Types of Measurement Error
  1. Systematic Errors (Predictable, consistent)

    • Examples: Improper use of landmarks, improperly calibrated tools

  2. Random Errors (Unpredictable, inconsistent)

    • Examples: Examiner fatigue, environmental disruptions

Sources of Error
  • Examiner (e.g., improper technique)

  • Examined (e.g., fatigue, cooperation)

  • Examination (e.g., poorly calibrated equipment)

Types of Reliability
  1. Test-retest Reliability: Consistency of a test over time

  2. Internal Consistency: Correlation among items within a test (Cronbach's alpha)

  3. Intra-rater Reliability: Stability of one rater's measurements over time

  4. Inter-rater Reliability: Agreement between two or more raters

Quantifying Reliability
  • Intraclass Correlation Coefficient (ICC): Ideal for continuous data; reflects both relationship and agreement

    • >0.90 = Excellent reliability

    • >0.75 = Good reliability

    • <0.75 = Poor to moderate reliability

  • Cronbach's alpha: Measures internal consistency

  • Kappa statistic: Used for categorical data

  • Bland-Altman plots: Visualizes agreement between methods

II. Validity

Validity refers to whether a measurement accurately reflects what it intends to measure.

Types of Validity
  1. Face Validity: Simple determination of whether the test appears effective

  2. Content Validity: Extent to which a test covers all aspects of the concept

  3. Construct Validity: Measures an abstract concept like intelligence or personality

  4. Criterion-related Validity: Compares a test to an established gold standard

    • Concurrent Validity: Correlates with current performance

    • Predictive Validity: Predicts future outcomes

  5. Responsiveness: Ability to detect meaningful changes over time

Quantifying Validity
  • Correlation Coefficient (r)

    • r = 0.35+ is generally acceptable

    • Often converted to for better interpretation (percentage of variability explained)
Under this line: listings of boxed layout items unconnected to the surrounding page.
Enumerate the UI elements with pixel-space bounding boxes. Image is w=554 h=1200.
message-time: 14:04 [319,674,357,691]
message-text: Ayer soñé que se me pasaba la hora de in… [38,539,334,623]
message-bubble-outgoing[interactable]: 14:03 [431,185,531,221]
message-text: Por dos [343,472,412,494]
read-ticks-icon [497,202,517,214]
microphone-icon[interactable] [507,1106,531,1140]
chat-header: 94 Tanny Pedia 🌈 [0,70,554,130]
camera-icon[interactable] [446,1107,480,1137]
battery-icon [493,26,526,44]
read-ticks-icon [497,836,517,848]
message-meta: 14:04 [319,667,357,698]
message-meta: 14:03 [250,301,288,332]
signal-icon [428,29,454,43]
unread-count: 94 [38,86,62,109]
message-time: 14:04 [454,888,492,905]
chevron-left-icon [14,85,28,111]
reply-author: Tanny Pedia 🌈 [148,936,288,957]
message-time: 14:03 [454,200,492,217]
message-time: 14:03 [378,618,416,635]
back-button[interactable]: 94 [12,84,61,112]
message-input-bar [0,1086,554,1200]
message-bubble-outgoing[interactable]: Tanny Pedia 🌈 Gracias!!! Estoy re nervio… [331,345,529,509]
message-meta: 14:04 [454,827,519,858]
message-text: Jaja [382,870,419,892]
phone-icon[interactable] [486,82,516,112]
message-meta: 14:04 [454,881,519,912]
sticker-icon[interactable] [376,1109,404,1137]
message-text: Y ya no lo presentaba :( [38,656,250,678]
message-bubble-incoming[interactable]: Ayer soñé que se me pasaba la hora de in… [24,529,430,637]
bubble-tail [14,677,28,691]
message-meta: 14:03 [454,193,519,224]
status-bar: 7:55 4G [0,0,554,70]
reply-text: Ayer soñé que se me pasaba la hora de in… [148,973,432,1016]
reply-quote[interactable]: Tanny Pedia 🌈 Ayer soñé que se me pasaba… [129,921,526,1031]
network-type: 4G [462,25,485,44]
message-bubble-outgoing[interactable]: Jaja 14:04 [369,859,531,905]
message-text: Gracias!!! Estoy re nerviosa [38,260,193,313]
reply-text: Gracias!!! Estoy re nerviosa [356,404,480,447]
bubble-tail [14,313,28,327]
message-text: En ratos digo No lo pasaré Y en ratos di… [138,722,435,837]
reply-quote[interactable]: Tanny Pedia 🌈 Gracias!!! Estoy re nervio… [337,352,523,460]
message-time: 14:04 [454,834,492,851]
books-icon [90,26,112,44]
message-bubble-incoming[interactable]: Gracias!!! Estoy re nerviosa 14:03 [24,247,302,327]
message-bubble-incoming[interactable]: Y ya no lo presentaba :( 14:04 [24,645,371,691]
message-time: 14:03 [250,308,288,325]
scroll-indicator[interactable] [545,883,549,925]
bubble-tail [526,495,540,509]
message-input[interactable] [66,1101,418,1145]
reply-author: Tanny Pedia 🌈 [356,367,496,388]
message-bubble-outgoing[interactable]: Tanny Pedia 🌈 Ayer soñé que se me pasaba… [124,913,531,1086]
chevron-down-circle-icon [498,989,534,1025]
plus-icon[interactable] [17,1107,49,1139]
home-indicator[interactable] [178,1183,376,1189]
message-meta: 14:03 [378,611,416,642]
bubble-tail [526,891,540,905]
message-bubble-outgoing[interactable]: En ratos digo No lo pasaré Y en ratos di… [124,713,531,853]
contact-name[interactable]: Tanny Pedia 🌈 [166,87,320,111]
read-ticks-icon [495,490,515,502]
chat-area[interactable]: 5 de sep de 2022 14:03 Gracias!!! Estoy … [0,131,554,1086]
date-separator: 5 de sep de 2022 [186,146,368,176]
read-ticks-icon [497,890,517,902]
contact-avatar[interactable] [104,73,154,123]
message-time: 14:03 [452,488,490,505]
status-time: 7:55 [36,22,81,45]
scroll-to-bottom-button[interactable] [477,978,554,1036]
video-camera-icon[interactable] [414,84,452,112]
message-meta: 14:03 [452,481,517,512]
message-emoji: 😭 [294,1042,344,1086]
  • Effect Size (ES): Measures change between groups or over time

    • Large Effect = 0.8

    • Moderate Effect = 0.5

    • Small Effect = 0.2

III. Key Differences Between Reliability and Validity

  • Reliability is necessary for validity, but reliability alone does not guarantee validity.

  • An instrument can be reliable (consistent) but still invalid (not accurate).

IV. Minimizing Errors in Measurement

  • Use operational definitions for clarity and replication

  • Conduct proper training for examiners

  • Regularly inspect and calibrate equipment

  • Utilize blinded assessments to reduce bias

  • Separate observation from inference during evaluations

V. Example Application: Knee Outcome Survey

  • Demonstrated high ICC (0.97) indicating excellent reliability

  • Showed strong associations between baseline and follow-up scores, confirming both concurrent and predictive validity

VI. Key Takeaways

  • Reliability ensures consistency; Validity ensures accuracy.

  • Employ structured methodologies to enhance both.

  • ICC is highly recommended for reliability in continuous data.

  • Responsiveness is critical for detecting real changes in clinical outcomes.